In Kyiv, we are discussing a wide range of issues and joint action plans in Ukraine, in Brussels and in major European capitals. We speak frankly because we know the members of both the Rada and the Government well, so there is no need to waste time on diplomatic niceties. It is obvious that the situation on the front line as everywhere else is difficult, but this does not diminish the determination of the Ukrainian leaders. We need a lot more weapons (the end of the war depends on it!); we need financial support now and regularly, not six months later; we neededed the Special Tribunal for the crimes of aggression already yesterday; we need an understanding in the minds and in the hearts of all the Western leaders that this is not just Ukraine’s war against Russian aggression, but also the West’s war against Russian terrorism – because we hear an open question in one of the offices in Kyiv – do the Westerners really want the West to win the war in the near future? If so, the weapons from the West must be delivered not “according to plan”, but as much as it is needed to achieve victory. Or maybe the West’s plan is to exhaust Russia as long as possible with the war it has started? But how many lives will this cost to Ukraine?
Thus for three days we talked, we communicated and we were trying to find out details about the situation in Ukraine. Now we are back to business. For Ukraine’s sake. United for Ukraine!
Ukraine is returning to Europe, to the West. It is returning through blood, through enormous sacrifices, through war.

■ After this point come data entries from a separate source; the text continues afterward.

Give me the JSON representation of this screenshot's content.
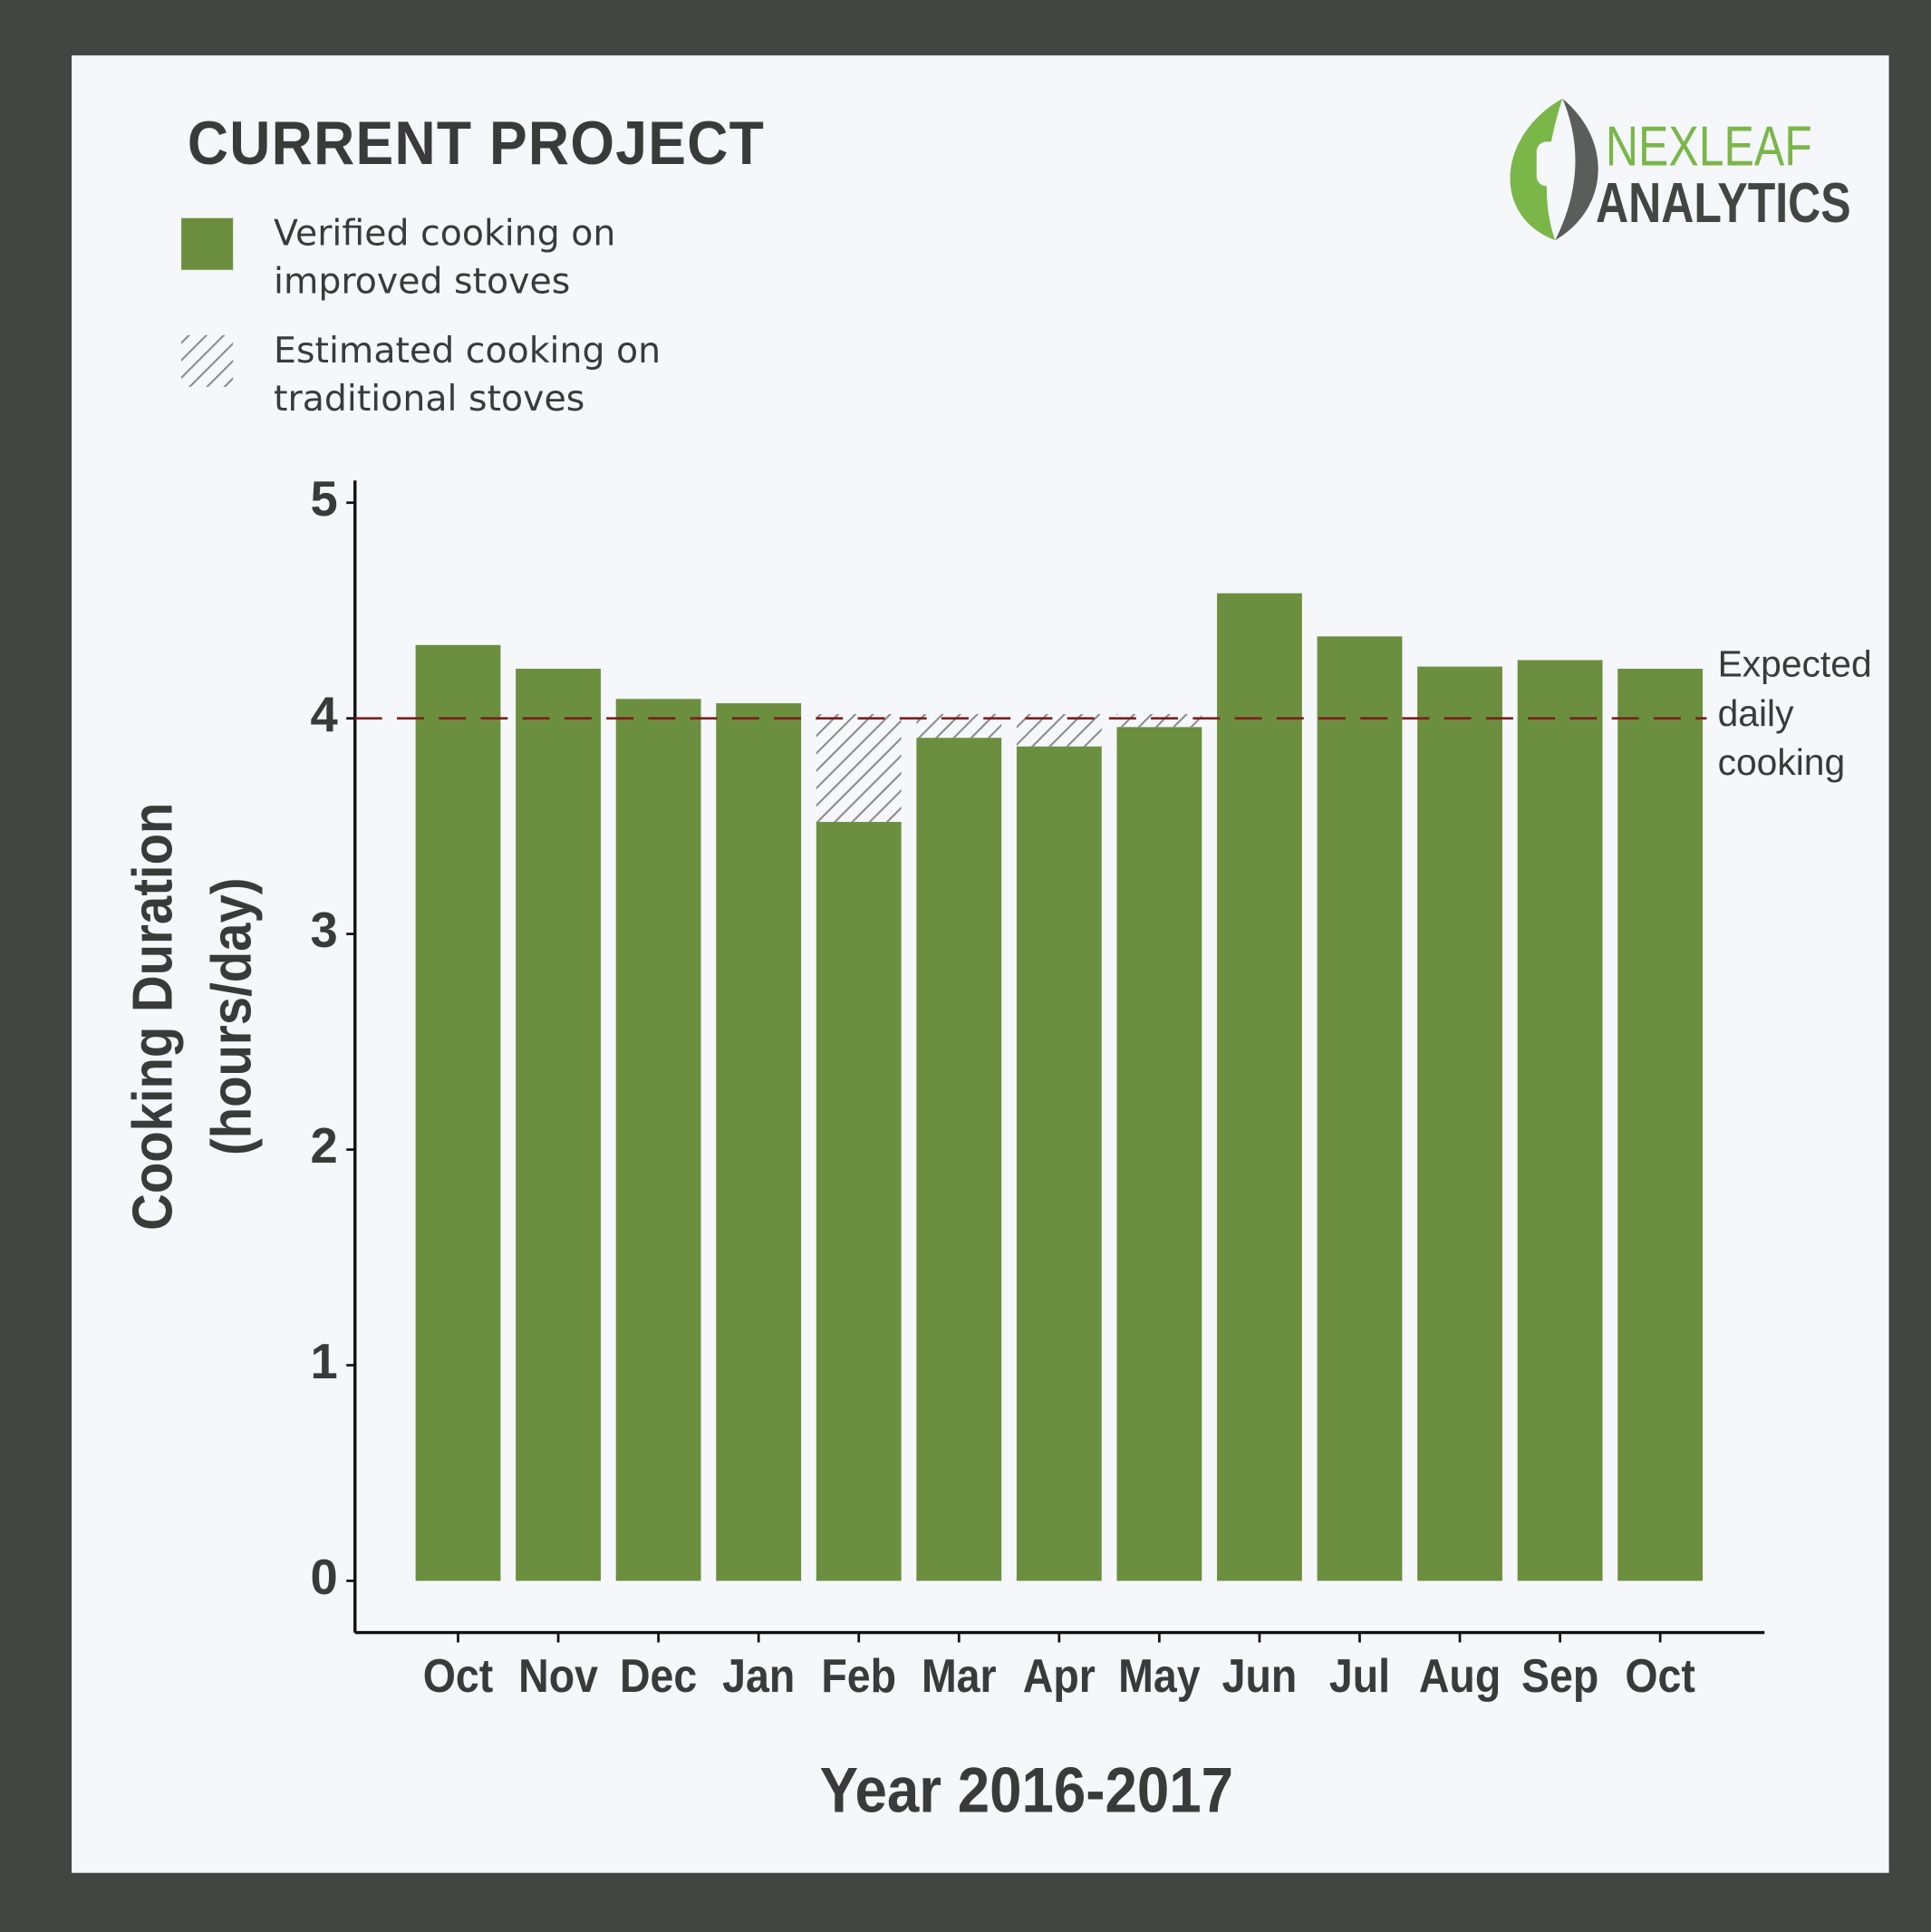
{
  "chart_data": {
    "type": "bar",
    "stacked": true,
    "title": "CURRENT PROJECT",
    "logo": [
      "NEXLEAF",
      "ANALYTICS"
    ],
    "xlabel": "Year 2016-2017",
    "ylabel": [
      "Cooking Duration",
      "(hours/day)"
    ],
    "categories": [
      "Oct",
      "Nov",
      "Dec",
      "Jan",
      "Feb",
      "Mar",
      "Apr",
      "May",
      "Jun",
      "Jul",
      "Aug",
      "Sep",
      "Oct"
    ],
    "series": [
      {
        "name": "Verified cooking on improved stoves",
        "color": "#6b8f3e",
        "hatch": false,
        "values": [
          4.34,
          4.23,
          4.09,
          4.07,
          3.52,
          3.91,
          3.87,
          3.96,
          4.58,
          4.38,
          4.24,
          4.27,
          4.23
        ]
      },
      {
        "name": "Estimated cooking on traditional stoves",
        "color": "#9a9a9a",
        "hatch": true,
        "values": [
          null,
          null,
          null,
          null,
          0.5,
          0.11,
          0.15,
          0.06,
          null,
          null,
          null,
          null,
          null
        ]
      }
    ],
    "reference_line": {
      "value": 4,
      "color": "#7a1f1f",
      "label": [
        "Expected",
        "daily",
        "cooking"
      ]
    },
    "ylim": [
      0,
      5
    ],
    "yticks": [
      0,
      1,
      2,
      3,
      4,
      5
    ],
    "legend": "top-left"
  }
}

It is returning as a great national power, as a new, enormous human energy. Ukraine is already shaking the world: waking up the geopolitically lazy West and drowning the Putin regime in the ruins of its own terror and imperial nostalgia.
On the train back to Poland, we stand at the border for several hours. For no reason. Even the bureaucratic Europe must finally open the gates and the barriers to Ukraine. Because it is not only Ukraine that needs this, it is Europe itself that needs this. Not everyone in Europe understands this yet. That’s why we are planning next visits of the U4U network to Paris, Stockholm (Sweden is taking over the rotating Presidency of the European Union at the beginning of next year) and Rome. Then to Washington. In addition, intensive work will be done in Brussels itself. The frontline of the U4U political wars is the Western capitals. And we will win!
In Ukraine, we kept repeating: “Razom do Peremogi!” Together to Victory!!!